Missouri Tornado Aftermath Photo Archive Naming Rural Families and Farmsteads, May 9, 1927
Photograph
Missouri tornado aftermath photographs recording the destruction of named rural homes, barns, and outbuildings in the wake of the May 9, 1927 storm, a direct local record of how one of the most destructive tornado days of the late 1920s was experienced at the level of individual families and farm properties. The captions identify owners and sites with views of houses reduced to foundations, barns flattened into timber heaps, and farm structures scattered across muddy lots. In Missouri, May 9, 1927 formed part of a broader multistate tornado outbreak, and an inclusion of a photo of the Bagnell Dam links this intimate collection to rural Missouri.Photo archive of 9 black and white photographs affixed to album leaves, most measuring 3.25" x 5". Photographs retain manuscript captions beneath the mounts, including “Home of J.W. Doiyer[?] destroyed by cyclone,” “Different views of the store,” “Miller house on O. D. Scott farm,” and “O. D. Scott’s barn destroyed by Cyclone / May 9, 1927.” The images show complete structural failure across a farm landscape with images of collapsed barns with roof timbers splayed outward, house sites reduced to low debris fields, broken framing piled beside standing brick chimney sections, and muddy ground strewn with boards, fencing, and household remnants. One image shows several people standing in front of a heavily damaged store building, while another larger mounted photograph records the Bagnell Dam area under construction. Because construction at Bagnell Dam began in 1929, that view appears to be a separate, later image grouped with the tornado material rather than part of the May 9, 1927 storm sequence.
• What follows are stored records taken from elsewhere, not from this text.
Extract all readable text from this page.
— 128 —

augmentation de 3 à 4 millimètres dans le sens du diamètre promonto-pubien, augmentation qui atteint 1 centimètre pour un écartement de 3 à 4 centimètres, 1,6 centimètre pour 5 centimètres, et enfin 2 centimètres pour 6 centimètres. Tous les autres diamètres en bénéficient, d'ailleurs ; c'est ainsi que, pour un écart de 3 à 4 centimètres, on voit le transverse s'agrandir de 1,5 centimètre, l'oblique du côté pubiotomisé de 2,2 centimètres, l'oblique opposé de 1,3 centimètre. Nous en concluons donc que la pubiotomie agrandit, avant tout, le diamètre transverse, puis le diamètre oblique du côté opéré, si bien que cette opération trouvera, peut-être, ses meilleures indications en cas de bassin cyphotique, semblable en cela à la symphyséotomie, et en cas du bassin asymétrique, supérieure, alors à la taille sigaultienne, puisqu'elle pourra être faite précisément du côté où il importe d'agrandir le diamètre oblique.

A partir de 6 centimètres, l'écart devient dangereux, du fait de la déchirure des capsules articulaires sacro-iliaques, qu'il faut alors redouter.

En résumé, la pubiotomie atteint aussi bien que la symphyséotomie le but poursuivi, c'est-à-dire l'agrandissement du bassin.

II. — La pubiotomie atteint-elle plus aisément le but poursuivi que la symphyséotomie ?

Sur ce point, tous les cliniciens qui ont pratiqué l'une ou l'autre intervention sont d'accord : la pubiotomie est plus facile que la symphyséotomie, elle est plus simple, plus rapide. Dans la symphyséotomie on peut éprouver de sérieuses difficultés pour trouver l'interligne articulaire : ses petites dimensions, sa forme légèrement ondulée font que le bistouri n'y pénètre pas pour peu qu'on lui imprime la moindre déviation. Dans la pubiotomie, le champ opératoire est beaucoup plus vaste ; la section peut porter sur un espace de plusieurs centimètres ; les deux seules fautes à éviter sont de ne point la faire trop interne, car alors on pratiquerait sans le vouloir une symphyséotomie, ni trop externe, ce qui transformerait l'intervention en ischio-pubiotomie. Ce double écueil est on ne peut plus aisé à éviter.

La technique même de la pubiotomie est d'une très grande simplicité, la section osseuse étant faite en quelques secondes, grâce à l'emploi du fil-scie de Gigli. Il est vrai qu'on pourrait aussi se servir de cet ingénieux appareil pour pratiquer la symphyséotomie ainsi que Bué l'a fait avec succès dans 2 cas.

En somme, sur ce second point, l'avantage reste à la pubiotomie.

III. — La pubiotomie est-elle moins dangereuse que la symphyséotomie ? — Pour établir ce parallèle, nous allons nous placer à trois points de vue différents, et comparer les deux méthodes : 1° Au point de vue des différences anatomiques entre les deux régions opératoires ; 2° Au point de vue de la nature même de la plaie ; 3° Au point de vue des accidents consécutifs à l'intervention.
These photographs depict the May 9, 1927 disaster that killed at least 98 people in the Poplar Bluff tornado alone and injured roughly 300 more. One photograph cut in half and showing two women; album leaves chipped, with photographs otherwise generally clear and legible. Overall very good condition. This tornado gives a local view of disrupted agricultural work, erased storage and shelter for animals and machinery, and damage of the property base on which rural families depended.